Kementerian ATR/BPN Sosialisasikan 5 RPP Terkait UU Cipta Kerja
Berita

Kementerian ATR/BPN Sosialisasikan 5 RPP Terkait UU Cipta Kerja

Kelima RPP tersebut berimbas kepada tiga PP.

Fitri Novia Heriani
Bacaan 4 Menit
Persetujuan RUU Cipta Kerja menjadi undang-undang di Rapat Paripurna DPR pada 5 Oktober 2020. Foto: RES
Persetujuan RUU Cipta Kerja menjadi undang-undang di Rapat Paripurna DPR pada 5 Oktober 2020. Foto: RES

Kementerian Agraria dan Tata Ruang/Badan Pertanahan Nasional (ATR/BPN) telah menyelesaikan lima Rancangan Peraturan Pemerintah (RPP) terkait Undang-Undang Nomor 11 Tahun 2020 tentang Cipta Kerja. RPP yang telah disusun tersebut adalah RPP tentang Penyelenggaraan Ruang; RPP tentang Bank Tanah; RPP tentang Hak Pengelolaan, Hak Atas Tanah, Satuan Rumah Susun (Sarusun) dan Pendaftaran Tanah; RPP tentang Penyelenggaraan Pengadaan Tanah Bagi Pembangunan untuk Kepentingan Umum; serta RPP tentang Kawasan dan Penertiban Tanah Terlantar.

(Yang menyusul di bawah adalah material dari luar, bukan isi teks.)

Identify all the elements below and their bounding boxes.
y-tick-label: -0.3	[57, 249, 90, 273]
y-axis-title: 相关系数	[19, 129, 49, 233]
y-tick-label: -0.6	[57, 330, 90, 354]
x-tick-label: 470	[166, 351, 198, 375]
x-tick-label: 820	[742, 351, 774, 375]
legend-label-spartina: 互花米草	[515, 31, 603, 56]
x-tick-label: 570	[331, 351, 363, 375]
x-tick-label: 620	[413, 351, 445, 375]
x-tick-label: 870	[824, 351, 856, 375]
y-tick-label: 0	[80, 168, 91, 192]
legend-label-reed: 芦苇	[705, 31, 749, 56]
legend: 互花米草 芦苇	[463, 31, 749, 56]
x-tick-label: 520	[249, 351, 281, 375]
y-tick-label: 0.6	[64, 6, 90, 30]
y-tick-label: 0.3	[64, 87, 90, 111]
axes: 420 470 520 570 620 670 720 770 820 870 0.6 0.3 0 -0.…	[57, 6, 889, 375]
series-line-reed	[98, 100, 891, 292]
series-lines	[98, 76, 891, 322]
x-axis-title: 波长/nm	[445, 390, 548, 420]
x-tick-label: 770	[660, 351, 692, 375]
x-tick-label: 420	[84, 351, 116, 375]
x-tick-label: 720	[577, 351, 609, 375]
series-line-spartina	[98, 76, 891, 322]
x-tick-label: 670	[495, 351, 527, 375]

Kelima RPP yang merupakan amanat dari UU Ciptaker ini berimbas kepada 3 PP, yakni PP Nomor 40 Tahun 1996 tentang Hak Guna Usaha, Hak Guna Bangunan dan Hak Pakai Atas Tanah; PP Nomor 24 Tahun 1997 tentang Pendaftaran Tanah; serta PP Nomor 103 tahun 2015 tentang Pemilikan Rumah Tempat Tinggal atau Hunian oleh Orang Asing. Direktur Jenderal (Dirjen) Penetapan Hak dan Pendaftaran Tanah (PHPT), Suyus Windayana mengungkapkan hadirnya PP turunan UU Ciptaker nanti akan mencabut beberapa pasal dari ketiga PP tersebut.

“Setelah serap aspirasi, dicabut 31 pasal (dari 64 pasal) dalam PP Nomor 40 Tahun 1996, lalu untuk PP Nomor 24 Tahun 1997 dicabut 7 pasal dari 66 pasal yang ada dalam PP tersebut dan pada PP Nomor 103 Tahun 2015 dicabut 3 pasal dari 13 pasal yang ada di peraturan tersebut,” ungkap Suyus dalam keterangan resminya, Selasa (12/01). (Baca: Beragam Rekomendasi Perbaikan Arah Reforma Agraria)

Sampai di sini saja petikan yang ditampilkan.